On the fourth day, at twelve minutes of eleven, Group 19 of the Deuteronomy Division of the Whole Earth Army stormed the Chepsenyt Regional Detention Centre, eliminated the guards, released the prisoners and effected the rescue of Sub-major Arnie Tenebrae. As she buckled on the new field-inducer weapons pack her rescuers had brought for her and made her escape, a small, bespectacled young man, like a dirty-minded owl, jumped out of a doorway waving an immense Presney long-barrelled reaction pistol he clearly did not know how to use.
“Stay, ah, where you are, don’t, ah, move, you’re all, ah, under arrest.”
“Oh, Migli, don’t be a silly Migli,” said Arnie Tenebrae, and blew the back out of his head with a short burst from her field-inducer. Group 19 burned the Chepsenyt Regional Detention Centre behind them and rode off across the dull brown Stampos with the dull brown smoke hanging over them.
42

It was as if they had all been snatched up into the night: men, houses, big yellow machines, everything, all gone. That night there had been the worst storm anyone could remember and the brothers had laid in their beds feeling delicious thrills of scariness every time the lightning threw huge blue shadows on the wall and the thunder boomed so loud and so long it was as if it were in the room with them, in the bed beside them. They could not remember falling asleep, but they must have, for the next thing they knew their mother was pulling back the curtains to admit the peculiar sunshine you get only after huge storms that is so clear and light and clean it is as if it has been laundered. They tumbled out of bed into clothes through breakfast and up into the laundered morning.
“Isn’t it quiet?” said Kaan. To ears accustomed to months, years of the din of day-and-night labour, the quiet was intimidating.
“I can’t hear them working,” said Rael Jr. “Why aren’t they working?” The brothers hurried to the low place they had dug under the wire so that they could play in the most exciting of boys’ playgrounds, the construction site. They stood at the wire and looked at nothing.
“They’re gone!” cried Kaan. There was not one earth grader, concrete pourer, or tower crane, not a single site hut, not a dormitory, canteen or social, not one welder, mason, or bricklayer, not even a foreman, site supervisor, crane driver, or truck loader to be seen. It felt as if the storm had sucked them all into the sky, never to return. Rael Jr. and his young brother rolled under the wire and explored the new and empty world.
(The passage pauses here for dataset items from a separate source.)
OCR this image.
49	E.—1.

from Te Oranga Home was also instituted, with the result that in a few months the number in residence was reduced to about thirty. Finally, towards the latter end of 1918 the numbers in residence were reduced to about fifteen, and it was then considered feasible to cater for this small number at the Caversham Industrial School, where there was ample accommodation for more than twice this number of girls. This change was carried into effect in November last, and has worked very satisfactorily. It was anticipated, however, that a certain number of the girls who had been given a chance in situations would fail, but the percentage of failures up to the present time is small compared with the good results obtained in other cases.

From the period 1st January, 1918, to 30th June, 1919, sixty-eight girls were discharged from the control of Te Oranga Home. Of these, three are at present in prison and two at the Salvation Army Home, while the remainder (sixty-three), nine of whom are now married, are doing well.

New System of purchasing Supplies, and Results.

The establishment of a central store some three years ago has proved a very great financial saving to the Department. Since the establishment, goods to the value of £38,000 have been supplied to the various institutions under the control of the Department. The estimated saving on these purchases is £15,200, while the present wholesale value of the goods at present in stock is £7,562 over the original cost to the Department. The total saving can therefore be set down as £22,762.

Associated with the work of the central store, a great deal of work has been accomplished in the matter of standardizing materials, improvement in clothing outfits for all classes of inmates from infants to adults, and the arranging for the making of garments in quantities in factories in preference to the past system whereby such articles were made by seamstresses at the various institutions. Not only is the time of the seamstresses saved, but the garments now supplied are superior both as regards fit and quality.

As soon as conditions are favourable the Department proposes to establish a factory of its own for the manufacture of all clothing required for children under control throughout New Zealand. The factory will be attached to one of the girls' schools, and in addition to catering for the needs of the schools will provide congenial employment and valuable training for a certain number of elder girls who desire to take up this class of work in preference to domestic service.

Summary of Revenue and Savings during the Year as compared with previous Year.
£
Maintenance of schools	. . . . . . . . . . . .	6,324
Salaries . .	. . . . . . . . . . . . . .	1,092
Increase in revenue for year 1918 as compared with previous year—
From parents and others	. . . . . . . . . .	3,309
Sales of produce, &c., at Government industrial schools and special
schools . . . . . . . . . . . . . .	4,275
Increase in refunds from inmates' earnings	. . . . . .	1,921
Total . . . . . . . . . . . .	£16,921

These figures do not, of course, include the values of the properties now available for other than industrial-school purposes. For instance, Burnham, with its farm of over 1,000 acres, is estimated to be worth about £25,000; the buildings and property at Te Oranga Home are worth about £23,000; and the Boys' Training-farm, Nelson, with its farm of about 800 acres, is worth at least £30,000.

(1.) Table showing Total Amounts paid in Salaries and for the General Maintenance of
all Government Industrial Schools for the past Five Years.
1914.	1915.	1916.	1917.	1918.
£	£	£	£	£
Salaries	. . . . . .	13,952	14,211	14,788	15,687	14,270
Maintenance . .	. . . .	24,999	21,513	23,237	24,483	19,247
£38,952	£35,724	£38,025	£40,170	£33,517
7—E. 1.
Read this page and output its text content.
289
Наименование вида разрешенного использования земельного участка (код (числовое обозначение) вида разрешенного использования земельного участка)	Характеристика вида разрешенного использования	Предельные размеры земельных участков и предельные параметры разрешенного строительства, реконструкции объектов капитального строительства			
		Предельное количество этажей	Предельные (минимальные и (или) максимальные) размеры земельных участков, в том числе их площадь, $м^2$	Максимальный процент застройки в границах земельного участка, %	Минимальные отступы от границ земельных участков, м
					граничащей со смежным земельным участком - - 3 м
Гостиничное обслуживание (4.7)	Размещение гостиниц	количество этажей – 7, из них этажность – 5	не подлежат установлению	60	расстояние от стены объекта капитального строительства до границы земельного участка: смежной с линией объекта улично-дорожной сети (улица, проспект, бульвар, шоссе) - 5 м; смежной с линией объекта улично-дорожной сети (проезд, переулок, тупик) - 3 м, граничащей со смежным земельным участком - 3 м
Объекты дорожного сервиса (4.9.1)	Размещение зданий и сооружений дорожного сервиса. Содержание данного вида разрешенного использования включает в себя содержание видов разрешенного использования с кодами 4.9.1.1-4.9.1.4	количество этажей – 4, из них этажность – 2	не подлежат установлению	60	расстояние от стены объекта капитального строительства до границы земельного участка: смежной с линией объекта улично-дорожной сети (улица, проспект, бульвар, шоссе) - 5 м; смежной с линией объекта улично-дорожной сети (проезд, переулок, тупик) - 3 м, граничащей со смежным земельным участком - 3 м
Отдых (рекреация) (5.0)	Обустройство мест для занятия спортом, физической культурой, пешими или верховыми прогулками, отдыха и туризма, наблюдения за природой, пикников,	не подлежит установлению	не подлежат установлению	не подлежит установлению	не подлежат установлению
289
They trod gingerly through shadowy streets between the stupendous buttresses of steel converters. They shied at every desert bird that croaked and every distorted reflection of themselves in the jungle of metal piping. As it became apparent that the plant was utterly deserted, the boys’ daring grew.
“Yeehee!” shouted Kaan Mandella through his cupped hands.
“YEEHEE YEEhee Yeehee yeehee…” called the echoes in the settling tanks and ore conveyors.
“Look at that!” shouted Rael Jr. Neatly parked in laagers beneath the towering complexities of pipes and flues stood two hundred dump trucks. Agile as monkeys the boys climbed and crawled all over the bright yellow trucks, swinging from door handles and foot-steps, sliding down sloping backs into buckets big enough to hold the entire Mandella hacienda. Their energy led them from the big trucks onto the gantries and catwalks to play perilous games of three-dimensional tag among the pipes and ducts of the ore filtration system. Hanging by one arm over a shuddering drop into the bucket of a rear loader, Kaan Mandella let fly a whoop of glee.